With just a bit more money and talent, this could have been up there with Bay(splosion) level stupidity, but instead it was just down on the ground dumb. OK, forgive me, but I am being far more snarky than I was while watching the movie, which does have a fairly good amount of tension and decent chemistry between the two leads. But the dumb, or at the very least questionable plot choices, kept leaping out. 

For one, I wasn't quite sure about these streamer journalists, who claim to want to tell the Real Truth but keep on using the usual skeezy reporter tactics, which may say the writer had no respect for them as characters, but we are definitely supposed to be rooting for them. One line about "don't get the jab" made me wonder if someone wrote this hoping to bank on the anti-everything, don't trust The Man, Internet Wackjob crowd, but I am pretty sure the same crowd would hate these two girls. 

And while comedic when Penny, the cop, commandeers a vehicle the first time, after he has done it the third time, it just felt... weird, almost like it was an excuse to damage different vehicles. When I started noting them using the same intersections for different scenes, just shot at different angles, with different set dressing, well, I knew what calibre of creator I was dealing with.

And don't get me on the CGI effects. At some point, doing terrible CGI is no longer about budget, but about pure laziness. Just actually burn down a building FFS -- that fake fire and CGI embers were just mind boggling bad.

And don't get me started on the title card. What is up with that font and colour choice???


And yet I enjoyed the movie for the most part. No, not genre movie enjoyment, where I forgive all the terribleness because I enjoy the presentation of the specfic genre, but more the idea of No Name brand potato chips -- not great but still filling a belly. I enjoy tense thrillers and Eckhart gives enough to make his character palatable. He plays the tortured cop well.

The agenda of the movie is clear enough -- #NotAllCops -- in that despite the horrible circumstances that put Penny in this situation (he shot a kid), he is not one of those cops from all the TV news reports. He is still a Good Man wanting to serve his community. And the Internet Journalists are supposed to represent the most cynical of us seeing him for what he is, and supporting him.

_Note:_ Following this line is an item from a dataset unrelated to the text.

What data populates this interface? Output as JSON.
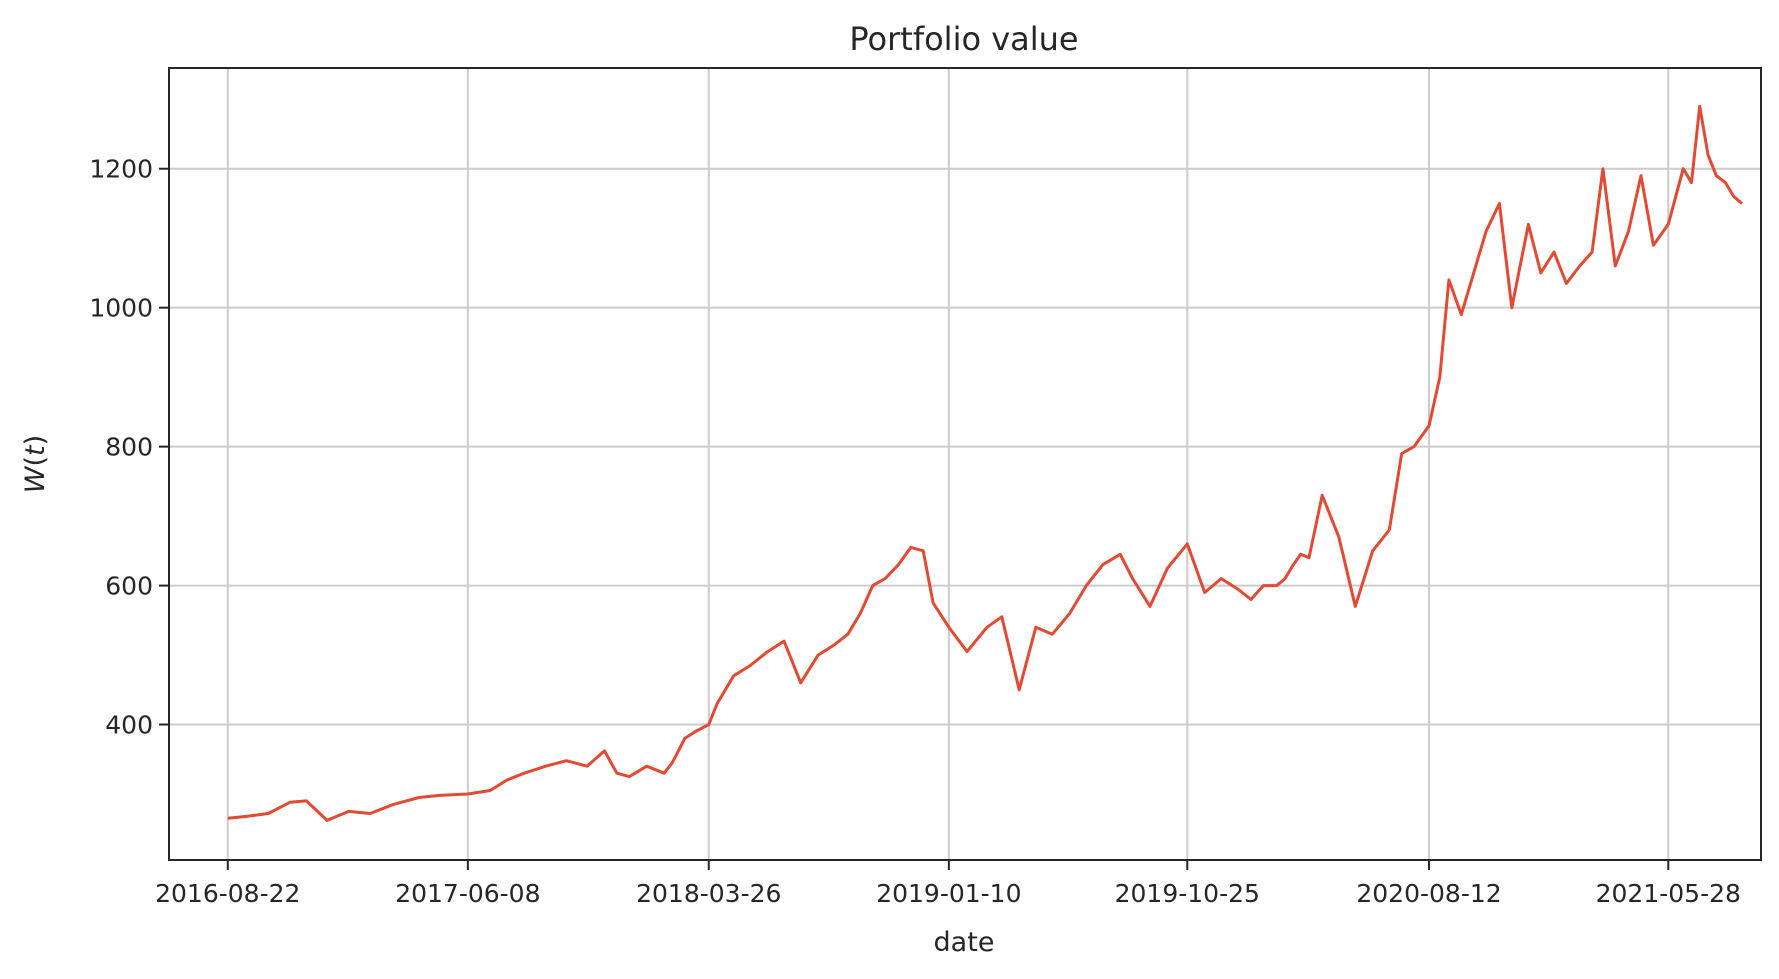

P.S. Why the guns tag ?  Despite that being the lede for this writeup, I didn't mention the plot point at all. You see, the (second) Bad Guy (Ben McKenzie, Gotham) who has a rather dispensable reason, is All About the Guns, doing the (again) Heat inspired wading into gun fire scene shooting down cops and trying to kill Penny for shooting his brother (not the kid, just an earlier throwaway scene that sets Penny on this Rescue the Girl road), while Penny and Ava hide behind cars with other innocent people inside. So yeah, shooting shooting shooting. Guns.

I guess it says something about the emotional state the last few years have put us in. I need to see more heroes, I need to see more people setting aside their political agendas and believe in Good People again. Penny is going to save the girl, not because she's the daughter of his Police Chief, but and not just because he needs to save a kid, instead of shooting one, but because someone just needs to HELP, despite the consequences. And Will, the bank robber, goes against his own brother, sacrifices his own freedom, and likely his life, to get the money his wife needs, while also saving the life of the cop in the back of the ambulance AND the tortured med tech. This is why I watch these movies with all their flag waving and hoo-raying; I need my heroes.